(Diego M. Radzinschi/NLJ)

The identity of a manufacturer that fought under the pseudonym “Company Doe” to block the public from seeing a consumer product safety report could soon be revealed.

A federal appeals court in Richmond on April 16 overturned a trial judge’s decision to allow the company to keep its name — and the product at issue — secret in a lawsuit against the Consumer Product Safety Commission.

“Regrettably, the district court allowed the entire litigation — from filing to judgment — to occur behind closed doors, keeping all documents filed in the case under seal, not even reflected on the public docket,” wrote Judge Henry Floyd of the U.S. Court of Appeals for the Fourth Circuit. “As a result, neither the press nor the public was able to monitor the litigation as it unfolded.”

The company, represented by Gibson, Dunn & Crutcher, sued to prevent the product safety commission from posting an incident report on a government-run online database of product complaints. The report, which an unidentified government agency provided to the commission, attributes the death of an infant to one of the company’s products. Consumer advocates, including Public Citizen, challenged the secrecy.


Company Doe’s lawyers argued that publication of its name would cause reputational and economic harm. The Gibson team also disputed the accuracy of the incident report, which the commission intended to publish online in a searchable database that features tens of thousands of incident reports — many filed directly by consumers — that involve other companies and products.

The safety commission and Company Doe clashed over proposed redactions to the report but failed to reach an agreement. The company then turned to the judiciary to seek an order to prohibit the agency from publishing the report. U.S. District Judge Alexander Williams Jr. issued an injunction — keeping the report, and the company’s name, under wraps.

Public Citizen didn’t challenge the injunction but, rather, fought to expose information about the litigation. The appeals court said the district judge’s sealing order violated the First Amendment and that Company Doe “failed to identify any exceptional circumstances to justify the use of a pseudonym.”

Company Doe found some sympathy on the panel, but not enough to win.

“Common sense tells us that some harm will befall Company Doe by the publication of the false and misleading reports at issue in this case,” Senior Judge Clyde Hamilton wrote. “In the electronically viral world that we live in today, one can easily imagine how such publications could be catastrophic to Company Doe’s fiscal health, allowing it never to recover.”

But, Hamilton added, “First Amend­ment jurisprudence requires more than a common sense feeling about what harm may befall Company Doe.”

The court records, and the real name of Company Doe, were not immediately unsealed. Gibson litigation partner Baruch Fellner in Washington said the company was reviewing the court’s decision to determine whether to take any additional action.

“We agree with both the district and circuit courts’ statements that the [safety commission] report in question was false and misleading,” Fellner said on behalf of the company. “Importantly, too, as has been noted by the courts, the product in question was not related to the death of an infant, and the [safety commission] is not pursuing any claims against Company Doe.”
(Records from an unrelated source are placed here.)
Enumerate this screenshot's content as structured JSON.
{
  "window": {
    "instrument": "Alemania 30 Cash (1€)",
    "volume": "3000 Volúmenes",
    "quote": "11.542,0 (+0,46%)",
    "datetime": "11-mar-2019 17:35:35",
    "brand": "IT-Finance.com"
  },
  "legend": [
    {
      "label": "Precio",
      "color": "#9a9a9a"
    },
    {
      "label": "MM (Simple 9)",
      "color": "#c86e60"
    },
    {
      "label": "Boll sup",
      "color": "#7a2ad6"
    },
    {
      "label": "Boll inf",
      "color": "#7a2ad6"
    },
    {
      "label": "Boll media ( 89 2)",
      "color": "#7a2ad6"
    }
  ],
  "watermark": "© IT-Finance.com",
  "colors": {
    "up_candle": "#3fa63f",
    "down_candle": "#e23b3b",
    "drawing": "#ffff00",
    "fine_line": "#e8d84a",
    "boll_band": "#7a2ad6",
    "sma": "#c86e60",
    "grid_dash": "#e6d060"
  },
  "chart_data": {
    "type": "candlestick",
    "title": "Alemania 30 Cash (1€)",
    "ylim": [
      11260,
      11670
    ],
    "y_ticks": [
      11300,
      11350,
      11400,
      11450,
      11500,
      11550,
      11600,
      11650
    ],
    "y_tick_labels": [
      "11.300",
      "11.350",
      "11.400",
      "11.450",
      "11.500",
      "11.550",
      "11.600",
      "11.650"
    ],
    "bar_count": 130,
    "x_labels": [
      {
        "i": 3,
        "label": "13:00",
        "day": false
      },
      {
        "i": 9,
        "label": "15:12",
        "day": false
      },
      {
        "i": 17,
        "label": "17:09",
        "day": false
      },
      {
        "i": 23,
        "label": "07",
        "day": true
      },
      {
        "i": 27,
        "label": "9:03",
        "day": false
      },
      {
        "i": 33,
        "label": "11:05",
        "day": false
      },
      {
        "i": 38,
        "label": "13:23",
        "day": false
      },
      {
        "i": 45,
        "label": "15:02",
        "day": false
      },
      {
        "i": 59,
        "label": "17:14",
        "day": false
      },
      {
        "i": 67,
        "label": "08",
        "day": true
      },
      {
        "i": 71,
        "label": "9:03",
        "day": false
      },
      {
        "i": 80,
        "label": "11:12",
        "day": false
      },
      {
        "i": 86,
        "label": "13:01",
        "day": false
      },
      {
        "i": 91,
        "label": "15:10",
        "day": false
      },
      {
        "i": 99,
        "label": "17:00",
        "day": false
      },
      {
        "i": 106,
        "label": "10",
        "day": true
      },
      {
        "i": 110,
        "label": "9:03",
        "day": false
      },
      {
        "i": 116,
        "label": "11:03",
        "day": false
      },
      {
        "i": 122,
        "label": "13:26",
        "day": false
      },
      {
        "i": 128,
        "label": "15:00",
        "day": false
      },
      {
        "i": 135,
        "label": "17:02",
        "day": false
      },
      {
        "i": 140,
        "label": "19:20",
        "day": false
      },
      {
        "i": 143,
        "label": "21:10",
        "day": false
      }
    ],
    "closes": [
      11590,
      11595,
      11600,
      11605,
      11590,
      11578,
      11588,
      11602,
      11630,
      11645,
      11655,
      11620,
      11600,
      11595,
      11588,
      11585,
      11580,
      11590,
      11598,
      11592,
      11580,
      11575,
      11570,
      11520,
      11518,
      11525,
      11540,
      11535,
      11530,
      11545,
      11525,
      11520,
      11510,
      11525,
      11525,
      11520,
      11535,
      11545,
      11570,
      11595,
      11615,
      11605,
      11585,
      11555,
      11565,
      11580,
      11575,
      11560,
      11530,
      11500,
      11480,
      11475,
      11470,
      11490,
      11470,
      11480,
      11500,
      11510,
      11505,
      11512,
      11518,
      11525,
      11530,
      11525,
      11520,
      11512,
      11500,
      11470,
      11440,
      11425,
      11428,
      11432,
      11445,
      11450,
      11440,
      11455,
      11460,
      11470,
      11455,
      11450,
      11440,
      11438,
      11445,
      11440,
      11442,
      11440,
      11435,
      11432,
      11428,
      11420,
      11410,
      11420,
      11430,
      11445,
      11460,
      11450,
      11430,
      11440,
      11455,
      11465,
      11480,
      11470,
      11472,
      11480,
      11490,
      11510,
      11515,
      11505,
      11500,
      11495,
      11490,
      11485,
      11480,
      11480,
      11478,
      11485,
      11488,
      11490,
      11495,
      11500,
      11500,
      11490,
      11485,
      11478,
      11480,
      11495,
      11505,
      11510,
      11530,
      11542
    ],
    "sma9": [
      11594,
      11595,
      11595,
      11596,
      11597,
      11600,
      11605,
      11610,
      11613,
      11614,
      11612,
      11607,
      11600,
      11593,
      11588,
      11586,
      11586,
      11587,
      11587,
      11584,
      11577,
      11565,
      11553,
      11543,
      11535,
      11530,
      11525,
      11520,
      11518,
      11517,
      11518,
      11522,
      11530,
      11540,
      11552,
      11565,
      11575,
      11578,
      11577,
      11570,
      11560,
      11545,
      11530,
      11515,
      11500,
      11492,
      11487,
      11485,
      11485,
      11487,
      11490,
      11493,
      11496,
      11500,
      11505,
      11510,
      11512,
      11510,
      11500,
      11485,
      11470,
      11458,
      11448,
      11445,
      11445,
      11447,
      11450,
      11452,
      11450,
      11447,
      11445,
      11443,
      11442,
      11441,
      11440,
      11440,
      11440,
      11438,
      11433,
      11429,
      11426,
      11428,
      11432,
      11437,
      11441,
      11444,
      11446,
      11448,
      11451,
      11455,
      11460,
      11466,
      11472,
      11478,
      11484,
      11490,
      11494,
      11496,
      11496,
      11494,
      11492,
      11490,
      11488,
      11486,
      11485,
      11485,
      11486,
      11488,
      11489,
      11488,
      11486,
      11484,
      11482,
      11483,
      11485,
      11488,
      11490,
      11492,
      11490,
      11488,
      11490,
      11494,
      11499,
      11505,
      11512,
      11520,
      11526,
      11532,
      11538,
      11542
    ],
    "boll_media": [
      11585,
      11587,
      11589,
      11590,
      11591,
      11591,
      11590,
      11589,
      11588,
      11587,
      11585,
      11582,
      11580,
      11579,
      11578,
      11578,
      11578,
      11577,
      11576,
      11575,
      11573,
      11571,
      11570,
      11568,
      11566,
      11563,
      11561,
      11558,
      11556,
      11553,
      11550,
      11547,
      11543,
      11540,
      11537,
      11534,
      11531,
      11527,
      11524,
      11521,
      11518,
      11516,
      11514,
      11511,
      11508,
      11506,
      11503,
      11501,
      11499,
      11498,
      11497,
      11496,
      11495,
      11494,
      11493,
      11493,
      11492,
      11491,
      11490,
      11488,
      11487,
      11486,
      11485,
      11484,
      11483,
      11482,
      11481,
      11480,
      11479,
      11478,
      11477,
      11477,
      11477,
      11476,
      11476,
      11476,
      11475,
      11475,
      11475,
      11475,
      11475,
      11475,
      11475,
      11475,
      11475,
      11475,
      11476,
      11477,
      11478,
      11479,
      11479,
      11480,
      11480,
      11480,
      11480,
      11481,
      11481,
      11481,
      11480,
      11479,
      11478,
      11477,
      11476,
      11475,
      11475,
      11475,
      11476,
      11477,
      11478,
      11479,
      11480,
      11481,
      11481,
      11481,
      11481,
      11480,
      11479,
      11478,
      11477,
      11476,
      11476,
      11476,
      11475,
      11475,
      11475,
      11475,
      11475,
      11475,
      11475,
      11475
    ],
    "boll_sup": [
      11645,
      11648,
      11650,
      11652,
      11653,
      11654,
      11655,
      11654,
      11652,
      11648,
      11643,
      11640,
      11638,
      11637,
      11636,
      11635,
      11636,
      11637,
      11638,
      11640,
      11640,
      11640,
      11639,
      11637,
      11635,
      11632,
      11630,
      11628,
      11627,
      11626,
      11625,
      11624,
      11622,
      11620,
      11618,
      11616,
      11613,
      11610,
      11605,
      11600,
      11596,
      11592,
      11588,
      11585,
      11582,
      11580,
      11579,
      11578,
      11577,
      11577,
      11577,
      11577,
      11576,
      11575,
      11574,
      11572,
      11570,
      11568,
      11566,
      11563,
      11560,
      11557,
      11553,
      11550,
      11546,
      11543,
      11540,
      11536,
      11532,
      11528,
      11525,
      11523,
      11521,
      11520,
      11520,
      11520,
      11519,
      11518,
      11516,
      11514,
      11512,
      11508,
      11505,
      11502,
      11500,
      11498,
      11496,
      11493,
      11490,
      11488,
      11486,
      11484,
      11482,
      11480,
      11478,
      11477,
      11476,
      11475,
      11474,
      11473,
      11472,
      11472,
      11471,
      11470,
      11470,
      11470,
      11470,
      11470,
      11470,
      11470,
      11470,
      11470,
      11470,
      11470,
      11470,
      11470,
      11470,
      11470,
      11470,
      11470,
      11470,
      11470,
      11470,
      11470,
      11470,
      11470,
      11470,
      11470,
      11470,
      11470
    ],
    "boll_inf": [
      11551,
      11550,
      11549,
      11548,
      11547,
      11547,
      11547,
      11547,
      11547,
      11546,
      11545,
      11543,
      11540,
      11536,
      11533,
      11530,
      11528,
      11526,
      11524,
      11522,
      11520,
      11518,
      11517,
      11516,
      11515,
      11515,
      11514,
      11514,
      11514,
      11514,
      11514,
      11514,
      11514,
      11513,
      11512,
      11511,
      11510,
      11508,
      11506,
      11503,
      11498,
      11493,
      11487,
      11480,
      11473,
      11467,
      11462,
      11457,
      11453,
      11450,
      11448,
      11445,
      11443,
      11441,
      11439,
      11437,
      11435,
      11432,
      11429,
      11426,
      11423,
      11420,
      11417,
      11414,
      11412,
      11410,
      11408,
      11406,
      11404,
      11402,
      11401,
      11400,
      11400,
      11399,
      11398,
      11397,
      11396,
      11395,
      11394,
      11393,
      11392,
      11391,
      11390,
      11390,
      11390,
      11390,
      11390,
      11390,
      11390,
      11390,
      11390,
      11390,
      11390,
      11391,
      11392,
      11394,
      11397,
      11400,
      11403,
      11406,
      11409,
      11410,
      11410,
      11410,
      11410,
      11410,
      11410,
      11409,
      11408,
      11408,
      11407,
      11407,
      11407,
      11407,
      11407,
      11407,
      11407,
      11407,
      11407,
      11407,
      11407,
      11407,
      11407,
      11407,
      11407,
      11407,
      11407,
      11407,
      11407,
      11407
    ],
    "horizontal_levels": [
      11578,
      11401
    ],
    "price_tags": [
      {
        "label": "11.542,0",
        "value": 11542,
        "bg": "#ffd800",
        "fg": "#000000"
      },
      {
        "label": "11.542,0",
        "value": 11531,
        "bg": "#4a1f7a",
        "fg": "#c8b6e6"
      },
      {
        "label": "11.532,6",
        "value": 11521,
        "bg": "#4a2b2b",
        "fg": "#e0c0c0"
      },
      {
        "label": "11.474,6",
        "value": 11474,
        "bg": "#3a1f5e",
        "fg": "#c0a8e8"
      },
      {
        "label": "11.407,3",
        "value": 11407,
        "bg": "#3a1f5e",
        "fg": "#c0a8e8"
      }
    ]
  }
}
The consumer groups argued, among other things, that Company Doe’s decision to use the federal courts to challenge the safety commission’s intent to disclose the report exposed the manufacturer to the transparency of the judiciary.

“We want our courts to be open and accountable,” Public Citizen’s Scott Michelman, who argued in the Fourth Circuit, said in an interview. “This ­ruling is very good for consumers. The only people who might not like this ruling are companies that are ­worried they might have to discuss some things they’d rather not discuss in open court.”

The Fourth Circuit rejected what Floyd described as the “wholesale” ­sealing of certain records — including summary judgment motions. The trial judge released an opinion on the public docket “with redactions to virtually all of the facts, the court’s analysis, and the evidence supporting its decision,” Floyd wrote.

“Without access to judicial opinions, public oversight of the courts, including the processes and the outcomes they produce, would be impossible,” he added.

Lawyers who advocate for business interests expressed disappointment with the ruling, saying companies might now shy from taking the safety commission to court over a particular product safety report.

“There was already a huge disincentive for a company to go to court over one of these reports,” said Charles Samuels, a partner at Mintz, Levin, Cohn, Ferris, Glovsky and Popeo. “Now, essentially, there will be extensive publicity through the republication of the facts of the litigation and about the very report that the company was challenging. That’s unfortunate.”

Nearly anyone can submit a report to the safety commission’s consumer products database “even if they do not have firsthand knowledge of the incident, injury or threat of harm that they are reporting,” said Cary Silverman of Shook, Hardy & Bacon, who represented the National Association of Manufacturers in an amicus brief in support of Company Doe.

“A public database of unverified, inaccurate reports not only poses an unwarranted risk to the reputations of responsible businesses, but does a disservice to consumers,” Silverman said.